The government directly fuelled these speculative activities. In the aftermath of the 2008 global financial meltdown, Beijing ordered the state banks to flood the economy with cheap credit, in an effort to stave off rising unemployment. Bank lending in 2010 was $1.2 trillion, only a little lower than the all-time record of $1.4 trillion in 2009. More than a quarter of bank lending went directly into real estate development.

 

The property bubble was exacerbated by growing US pressure for a revaluation of the Chinese yuan against the dollar, encouraging speculators to buy yuan-denominated assets.
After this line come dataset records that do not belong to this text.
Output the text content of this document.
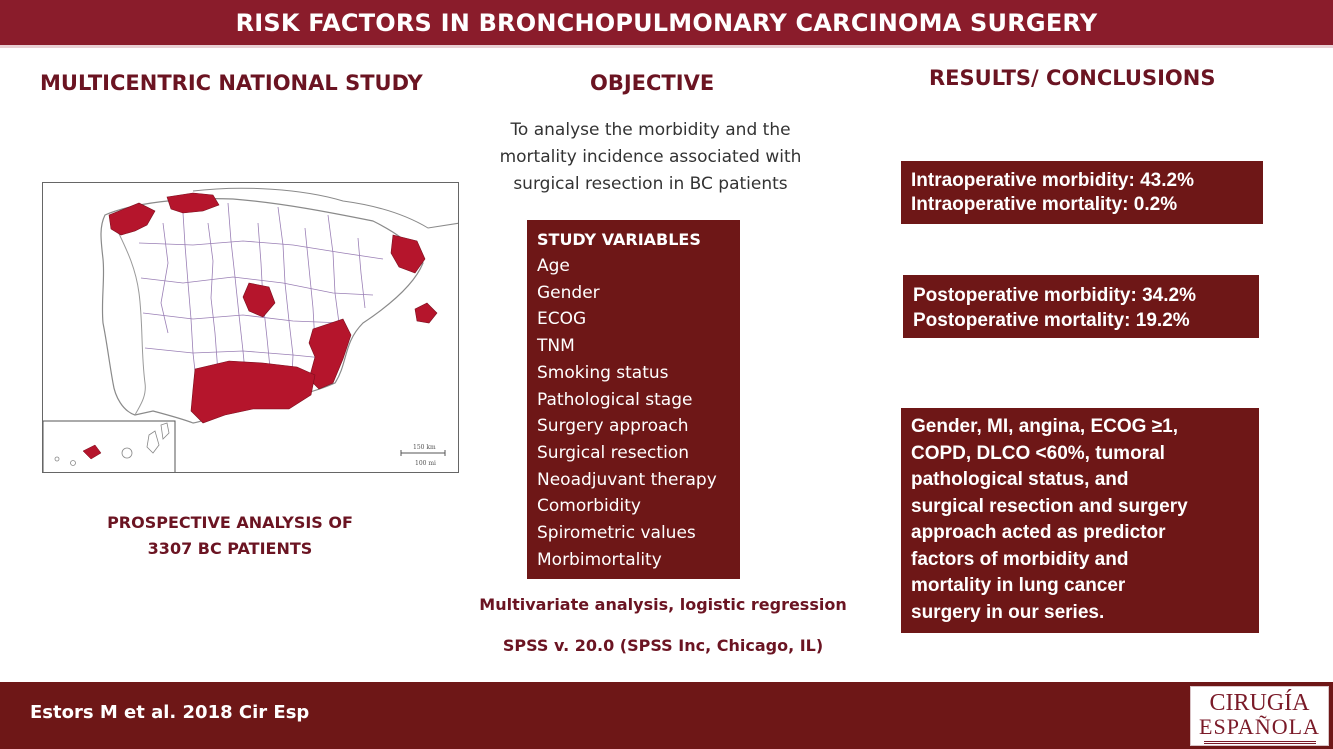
RISK FACTORS IN BRONCHOPULMONARY CARCINOMA SURGERY
MULTICENTRIC NATIONAL STUDY	OBJECTIVE	RESULTS/ CONCLUSIONS
150 km
100 mi
PROSPECTIVE ANALYSIS OF
3307 BC PATIENTS
To analyse the morbidity and the
mortality incidence associated with
surgical resection in BC patients
STUDY VARIABLES
Age
Gender
ECOG
TNM
Smoking status
Pathological stage
Surgery approach
Surgical resection
Neoadjuvant therapy
Comorbidity
Spirometric values
Morbimortality
Multivariate analysis, logistic regression
SPSS v. 20.0 (SPSS Inc, Chicago, IL)
Intraoperative morbidity: 43.2%
Intraoperative mortality: 0.2%
Postoperative morbidity: 34.2%
Postoperative mortality: 19.2%
Gender, MI, angina, ECOG ≥1,
COPD, DLCO <60%, tumoral
pathological status, and
surgical resection and surgery
approach acted as predictor
factors of morbidity and
mortality in lung cancer
surgery in our series.
Estors M et al. 2018 Cir Esp	CIRUGÍA
ESPAÑOLA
Near-zero interest rates in the US also encouraged speculative funds to move into China, where interest rates are much higher. All these factors were exacerbated by the “quantitative easing” of the US Federal Reserve Board that injected hundreds of billions of dollars into the American banking system to cheapen the dollar.

 

Liu Wei, a director of the State Administration of Foreign Exchange (SAFE), which holds a $2.85 trillion foreign currency reserve, tried to downplay concerns over “hot money” flowing into China. He declared earlier this month that “we did not find any organised or big-scale hot money inflows”. However, he criticised the US “quantitative easing,” saying that “it may bring inflationary and asset bubble pressures to the world economy, and add more uncertainties to the global recovery”. China’s foreign reserves grew by $200 billion in the last quarter of 2010 alone, indicating that much of it could be speculative capital.

 

While the Chinese regime is trying to slow property prices, it cannot afford to trigger a crash in the sector. China’s retail growth and government revenues have been “kidnapped” by real estate, to use the phrase of some Chinese economists.

 

According to the National Statistics Bureau, from January to November last year, total sales of residential homes (4.23 trillion yuan) accounted for nearly one third of the total retail consumer goods (13.9 trillion yuan). Of China’s 8.1 trillion yuan in tax revenue in 2010, one third came from land transactions, thus encouraging local governments, in particular, to promote and participate in real estate speculation. Important industries, especially steel, cement and construction materials, are dependent on the expanding investment in real estate.

 

The real estate boom is also driven by rapid urbanisation, with 15 million rural migrants moving into the cities each year as cheap labour for the corporate elites.

 

Beijing’s embrace of the “market mechanism” and private developers, at the cost of rational urban planning, has created a giant bubble that threatens to engulf the Chinese and global economy. At the same time, high costs and the failure to provide decent housing will inevitably help fuel discontent among hundreds of millions of workers whose basic needs and rights are routinely trampled on.